Sausage casings are what you stuff your ground and seasoned meat into. Almost every sausage recipe calls for a casing of some kind.
There's more than one kind and size to choose from...
...what you use will depend on personal taste and the recipe you are making.
I used to be able to find natural varieties at my local market, but that was many years ago.
Now, unless you're lucky enough to live in a town with a sausage supply house, you're probably going to have to order them through the mail.
This is the original (and still the most popular). It's made from the intestines of hogs, sheep, and cattle.
Hog casing is the most commonly used natural variety. If you've ever eaten a Polish or Italian sausage link, you've almost certainly eaten this kind.
They come in different sizes, from around 1 1/8 to about 2 inches in diameter. The recipe you are following will usually tell you the best size to use.
Sheep casings (sometimes called "lamb") are smaller in diameter than those made from hog intestines, from 3/4 to slightly over an inch. These are commonly used for smaller sausages like breakfast links.
I use the larger ones to make kosher sausage links when I can't find beef rounds that are small enough.
Beef Casings are the largest, and are normally used for things like summer sausage, ring bologna, and cappicola. The biggest size (called bungs) were traditionally used for large bologna.
These are either called rounds (taken from the small intestine), middles (from the large intestine) or bungs (taken from the section connecting the large and small intestines). Beef sausage casings tend to have a slightly more intense aroma than those from hogs and sheep.
The natural casings I buy and use in my own sausage making are packed either in dry salt or brine, and they're sold by diameter and length.
Most places that sell casings will tell you how many pounds of sausage a particular order (length) will stuff. It will vary by the diameter of the casing.
For example, you can expect to use about 2 feet of natural 32 to 35 mm hog casing to stuff 1 pound of sausage. That same pound of meat would fill closer to 1 1/2 feet of 38 to 42 mm casing.
Natural sausage casings need to be soaked and flushed with clear water to remove the salt before they can be used, and they need to stored under refrigeration. When warmed to room temperature, they also have an odor that some people object to.
The smell doesn't remain once the sausages are stuffed, and it goes away when the casings are cooled again in the refrigerator.
Don't be afraid to order more casings than you think you'll use at one time. You can stuff what you need and refrigerate the rest for up to a year
These are edible sausage casings that are manufactured from animal hide by-products (usually from cattle).
All collagen varieties (at least the ones I could find) used to be fairly small in diameter. Those were (and still are) popular for things like smoked snack sticks.
You can now find them large enough to substitute for standard hog casing, but you may have to look a bit for a supplier.
When you stuff this type, the sausage meat adheres very tightly to the inside of the link. That makes it difficult (or impossible) to peel the sausage after stuffing so...
...If you want a sausage that can be peeled (like skinless wieners), you probably want to choose a different option.
Standard collagen types are very tender once they have been stuffed and sausage made with them shouldn't be handled a lot. Normal collagen sausage is too delicate to hang in a smoker... the thin collagen won't support the weight of the meat.
If you want to use collagen casing for smoked sausage, make sure you buy the kind that is extra thick and designed for hanging in the smoker. The supplier will label their products accordingly.
I like these casings, and I'm using more of them than I used to. They need very little preparation (unlike the natural ones), their size is consistent, and they make a very nice product.
The most common fibrous sausage casings are made of paper that has been coated with cellulose and/or protein. They, like all synthetic casings, are not edible.
Fibrous casings are tough and simple to stuff because they don't tear easily. They're usually used for things like summer sausage, large bologna, pepperoni, and salami.
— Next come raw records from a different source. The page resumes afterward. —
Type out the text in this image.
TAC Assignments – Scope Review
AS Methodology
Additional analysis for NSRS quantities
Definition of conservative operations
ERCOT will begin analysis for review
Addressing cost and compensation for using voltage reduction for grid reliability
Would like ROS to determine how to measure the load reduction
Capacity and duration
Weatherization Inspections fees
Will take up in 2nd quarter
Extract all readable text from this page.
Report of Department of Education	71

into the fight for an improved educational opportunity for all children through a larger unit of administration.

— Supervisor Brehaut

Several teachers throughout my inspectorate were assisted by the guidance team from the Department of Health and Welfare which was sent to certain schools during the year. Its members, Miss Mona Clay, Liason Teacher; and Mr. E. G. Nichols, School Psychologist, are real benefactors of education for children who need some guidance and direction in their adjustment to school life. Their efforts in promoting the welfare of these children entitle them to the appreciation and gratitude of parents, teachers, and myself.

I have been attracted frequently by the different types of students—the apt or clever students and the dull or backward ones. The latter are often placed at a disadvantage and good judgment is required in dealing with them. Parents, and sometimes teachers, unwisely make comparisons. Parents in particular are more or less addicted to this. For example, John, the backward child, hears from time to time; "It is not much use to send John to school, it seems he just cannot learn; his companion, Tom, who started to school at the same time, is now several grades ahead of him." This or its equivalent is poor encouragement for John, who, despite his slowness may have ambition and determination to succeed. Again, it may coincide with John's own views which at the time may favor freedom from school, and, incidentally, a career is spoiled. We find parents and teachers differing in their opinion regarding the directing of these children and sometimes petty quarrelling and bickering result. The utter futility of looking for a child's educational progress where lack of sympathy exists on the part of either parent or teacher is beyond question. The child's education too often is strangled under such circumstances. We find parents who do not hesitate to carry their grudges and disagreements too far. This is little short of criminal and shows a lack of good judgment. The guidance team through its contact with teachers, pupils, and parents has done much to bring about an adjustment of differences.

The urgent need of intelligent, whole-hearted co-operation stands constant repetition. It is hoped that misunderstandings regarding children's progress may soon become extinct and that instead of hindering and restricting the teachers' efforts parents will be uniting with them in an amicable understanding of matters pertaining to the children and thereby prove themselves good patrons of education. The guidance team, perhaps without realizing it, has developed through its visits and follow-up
You can get these casings in many different sizes and colors, but the important thing to remember is...they're all inedible. You must peel them off of the sausage before you eat it.
Don't worry about using the synthetic fibrous varieties for smoked sausage. They take smoke very well, and pass the flavor to the meat nicely.
Natural sausage casings are traditional for sausage making, but don't be afraid to use collagen or fibrous casings in their place. Many sausage makers find these newer products to be convenient and easier to use than the natural ones.